In Geoffrey McBirney's short experience there had been nothing which threw a light on what he should do with a situation of this sort. He was keenly uncomfortable; he wished the rector had stayed at home. At all events, silence was safe, so he was silent with all his might.
"When the doctors told me about my malady a month ago, the one light in the blackness was that now I might break my engagement, and I hurried to do it. But he wouldn't. He—" A sound came, half laugh, half sob. "He's certainly faithful. But—I've got a lot of money. It's frightful," she burst forth. "It's the crowning touch, to doubt even his sincerity. And I may be wrong—he may care for me. He says so. I think my heart has ossified first, and is finished, for it is quite cold when he says so.
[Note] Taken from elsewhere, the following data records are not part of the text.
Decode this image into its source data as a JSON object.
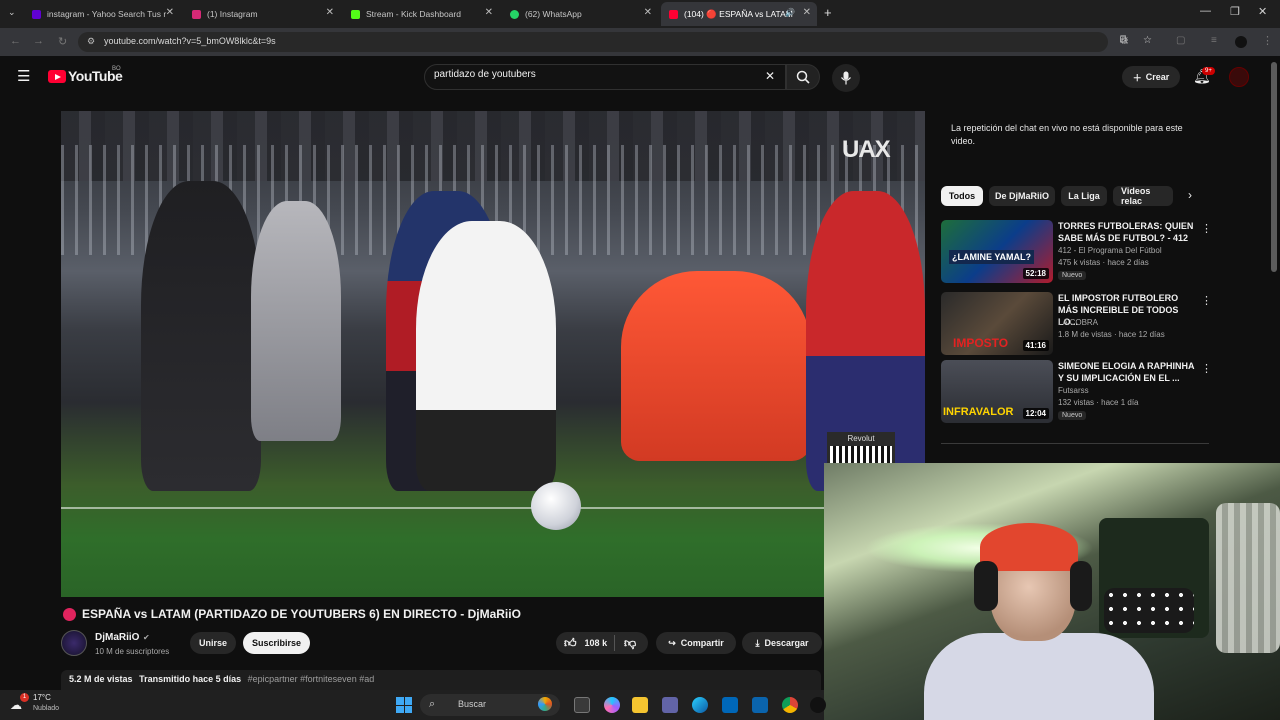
{
  "browser": {
    "tabs": [
      {
        "label": "instagram - Yahoo Search Tus r",
        "favicon": "yahoo-icon",
        "color": "#6001d2"
      },
      {
        "label": "(1) Instagram",
        "favicon": "instagram-icon",
        "color": "#d62976"
      },
      {
        "label": "Stream - Kick Dashboard",
        "favicon": "kick-icon",
        "color": "#53fc18"
      },
      {
        "label": "(62) WhatsApp",
        "favicon": "whatsapp-icon",
        "color": "#25d366"
      },
      {
        "label": "(104) 🔴 ESPAÑA vs LATAM",
        "favicon": "youtube-icon",
        "color": "#ff0033"
      }
    ],
    "url": "youtube.com/watch?v=5_bmOW8lklc&t=9s"
  },
  "youtube": {
    "logo_text": "YouTube",
    "country_code": "BO",
    "search_value": "partidazo de youtubers",
    "create_label": "Crear",
    "notification_count": "9+"
  },
  "video": {
    "overlay_text": "UAX",
    "sponsor_label": "Revolut",
    "title": "ESPAÑA vs LATAM (PARTIDAZO DE YOUTUBERS 6) EN DIRECTO - DjMaRiiO",
    "channel_name": "DjMaRiiO",
    "subscribers": "10 M de suscriptores",
    "join_label": "Unirse",
    "subscribe_label": "Subscribe",
    "subscribe_label_shown": "Suscribirse",
    "likes": "108 k",
    "share_label": "Compartir",
    "download_label": "Descargar",
    "views": "5.2 M de vistas",
    "streamed": "Transmitido hace 5 días",
    "hashtags": "#epicpartner #fortniteseven #ad"
  },
  "sidebar": {
    "chat_notice": "La repetición del chat en vivo no está disponible para este video.",
    "chips": [
      "Todos",
      "De DjMaRiiO",
      "La Liga",
      "Videos relac"
    ],
    "recommendations": [
      {
        "title": "TORRES FUTBOLERAS: QUIEN SABE MÁS DE FUTBOL? - 412",
        "channel": "412 - El Programa Del Fútbol",
        "meta": "475 k vistas · hace 2 días",
        "badge": "Nuevo",
        "duration": "52:18",
        "thumb_text": "¿LAMINE YAMAL?"
      },
      {
        "title": "EL IMPOSTOR FUTBOLERO MÁS INCREIBLE DE TODOS LO...",
        "channel": "LA COBRA",
        "meta": "1.8 M de vistas · hace 12 días",
        "badge": "",
        "duration": "41:16",
        "thumb_text": "IMPOSTO"
      },
      {
        "title": "SIMEONE ELOGIA A RAPHINHA Y SU IMPLICACIÓN EN EL ...",
        "channel": "Futsarss",
        "meta": "132 vistas · hace 1 día",
        "badge": "Nuevo",
        "duration": "12:04",
        "thumb_text": "INFRAVALOR"
      }
    ]
  },
  "taskbar": {
    "temperature": "17°C",
    "weather": "Nublado",
    "weather_badge": "1",
    "search_placeholder": "Buscar"
  }
}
I can't marry him! So I might as well kill myself," she concluded, in a casual tone, like a splash of cold water on the hot intensity of the sentences before. And the man, listening, realized that now he must say something. But what to say? His mind seemed blank, or at best a muddle of protest. And the light-hearted voice spoke again. "I think I'll do it to-night, unless you tell me I'd certainly go to hell forever."